The Twin Eyes of the World

Once, the predecessors of the Sasanians had ruled a dominion so vast that it had reached the shores of the Mediterranean. Egypt, Syria and even a chunk of Europe had been theirs. Memories of this golden age had grown faint, yet there were still monuments to it in Persia itself: enigmatic tombs and reliefs on cliffs of bearded kings. Most haunting of all was a great wilderness of columns, some five miles south of Istakhr: the “Place of a Hundred Pillars.” Here, amid the ruins, priests would carve inscriptions—and noblemen offer sacrifices—to the spirits of the ancient kings who had built it, back in the fabulous reaches of time.

Most Persians had no doubt that these mysterious ancestors were the Kayanids. The sustained rewriting of history that occurred under Peroz had merely cemented the identification. Yet there were other traditions, very different, which endured as well. Far to the west of Iranshahr, the Greeks—a people to whom the Kayanids meant nothing—preserved the memory of a Persian king named Cyrus. He had been, according to their historians, “the best of all rulers,”60 the first man ever to attempt the conquest of the world. A full half a millennium before Christ he had died—but still, among the Greeks, he was commemorated as the very model of a universal monarch. He and his successors had wielded a power more dazzling than that of any dynasty before them. One king had even sought to chain Europe to Asia by means of a bridge of boats, and to conquer Greece itself. He had failed—but only just. As a display of global reach, it had certainly proved a memorable one. Better than the Persians themselves, the Greeks knew precisely who the founders of the first world empire had been. It was not the Kayanids who had inhabited “the Place of a Hundred Pillars,” but the heirs of Cyrus. Indeed, Greek historians even had their own name for the ruin: “the City of the Persians,” or Persepolis.

It is hard to believe that the Persians themselves were wholly ignorant of this alternative history.b Anything that touched on the glory of their ancestors was bound to tickle their fancy. Sure enough, distorted echoes of what the Greeks had recorded about Cyrus and his descendants could sometimes be discerned in the fables of the Kayanids: the majesty of their rule, the vastness of their empire, even, on occasion, their names.
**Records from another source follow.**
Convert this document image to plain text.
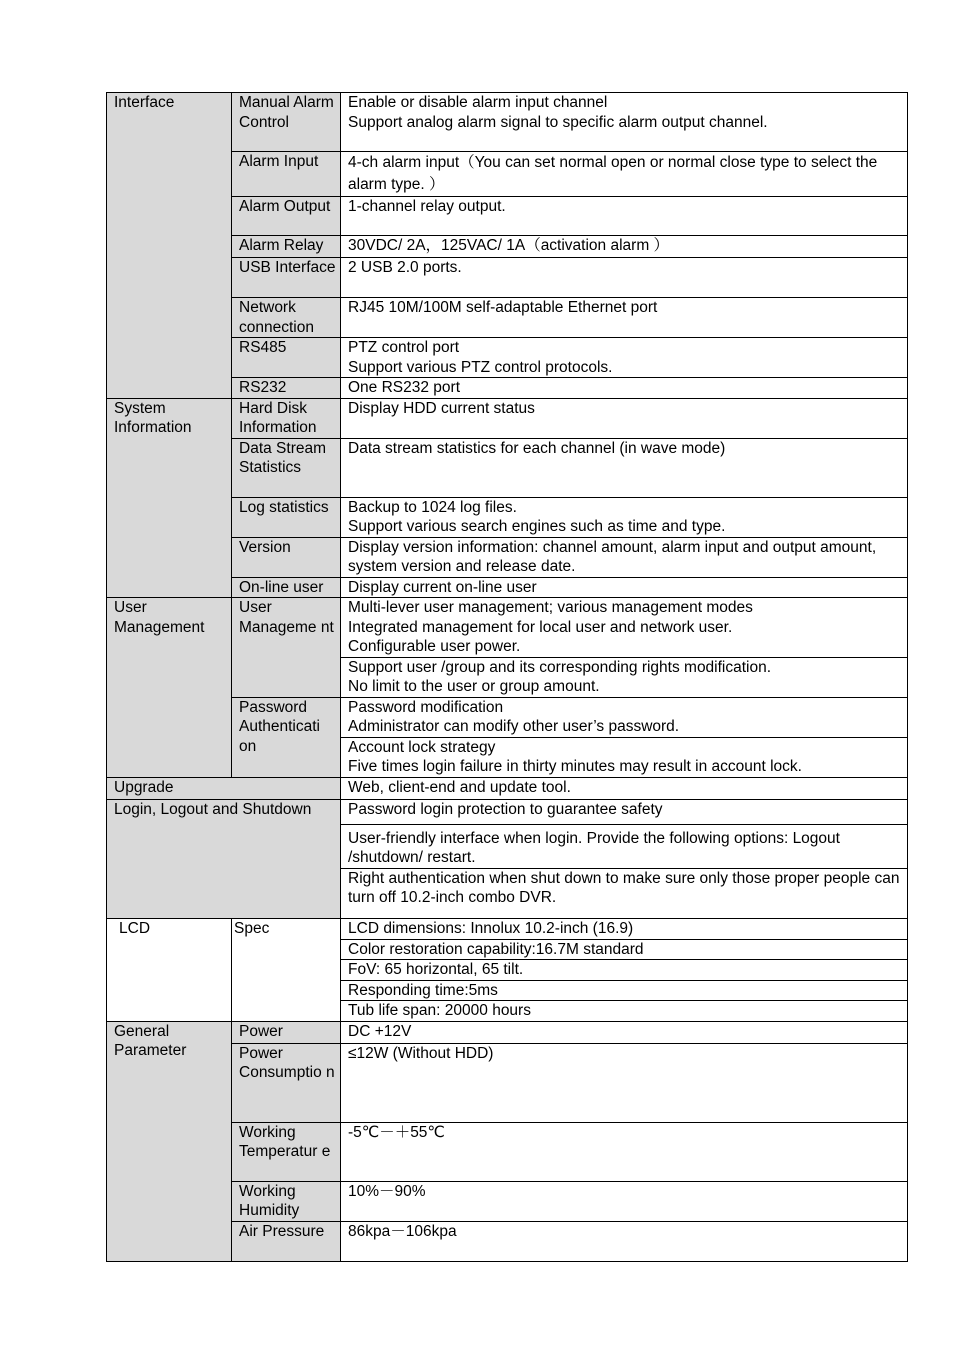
Interface	Manual Alarm Control	Enable or disable alarm input channel
Support analog alarm signal to specific alarm output channel.

	Alarm Input	4-ch alarm input（You can set normal open or normal close type to select the alarm type. ）

	Alarm Output	1-channel relay output.

	Alarm Relay	30VDC/ 2A，125VAC/ 1A（activation alarm ）

	USB Interface	2 USB 2.0 ports.

	Network connection	RJ45 10M/100M self-adaptable Ethernet port

	RS485	PTZ control port
Support various PTZ control protocols.

	RS232	One RS232 port

System Information	Hard Disk Information	Display HDD current status

	Data Stream Statistics	Data stream statistics for each channel (in wave mode)

	Log statistics	Backup to 1024 log files.
Support various search engines such as time and type.

	Version	Display version information: channel amount, alarm input and output amount, system version and release date.

	On-line user	Display current on-line user

User Management	User Manageme nt	Multi-lever user management; various management modes
Integrated management for local user and network user.
Configurable user power.

		Support user /group and its corresponding rights modification.
No limit to the user or group amount.

	Password Authenticati on	Password modification
Administrator can modify other user’s password.

		Account lock strategy
Five times login failure in thirty minutes may result in account lock.

Upgrade		Web, client-end and update tool.

Login, Logout and Shutdown		Password login protection to guarantee safety

		User-friendly interface when login. Provide the following options: Logout /shutdown/ restart.

		Right authentication when shut down to make sure only those proper people can turn off 10.2-inch combo DVR.

LCD	Spec	LCD dimensions: Innolux 10.2-inch (16.9)

		Color restoration capability:16.7M standard

		FoV: 65 horizontal, 65 tilt.

		Responding time:5ms

		Tub life span: 20000 hours

General Parameter	Power	DC +12V

	Power Consumptio n	≤12W (Without HDD)

	Working Temperatur e	-5℃－＋55℃

	Working Humidity	10%－90%

	Air Pressure	86kpa－106kpa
Yet ultimately, to the Zoroastrian priests who were responsible for chronicling the past of Iranshahr, history such as the Greeks understood it was of only incidental significance. Far greater issues, and far greater forces, were at play. The rise and fall of earthly empires were the mere shadow-play of something infinitely more cosmic: the clash between Truth and the Lie. Nowhere, in the opinion of the Persians, better illustrated just how violently this battle had reverberated throughout the ages than the Place of a Hundred Pillars. By the time of Kavad’s reign, there was a hardening consensus as to who its architect had been. Jamshid, according to fabulously ancient tradition, had been the greatest monarch of all time: ruler of the entire world, possessed of a farr so potent that it had kept the whole of humanity from death, the chosen one of Ohrmazd, the owner of a flying throne.c Finally, though, after a reign of a thousand years, he had aspired to become a god—and at once his farr had abandoned him. Cornered by Dahag, the demonic necromancer, Jamshid had been hacked to death. Darkness and evil had prevailed. Of the fallen king, and all the manifold glories of his reign, nothing had been preserved, save only the great pillared city of stone.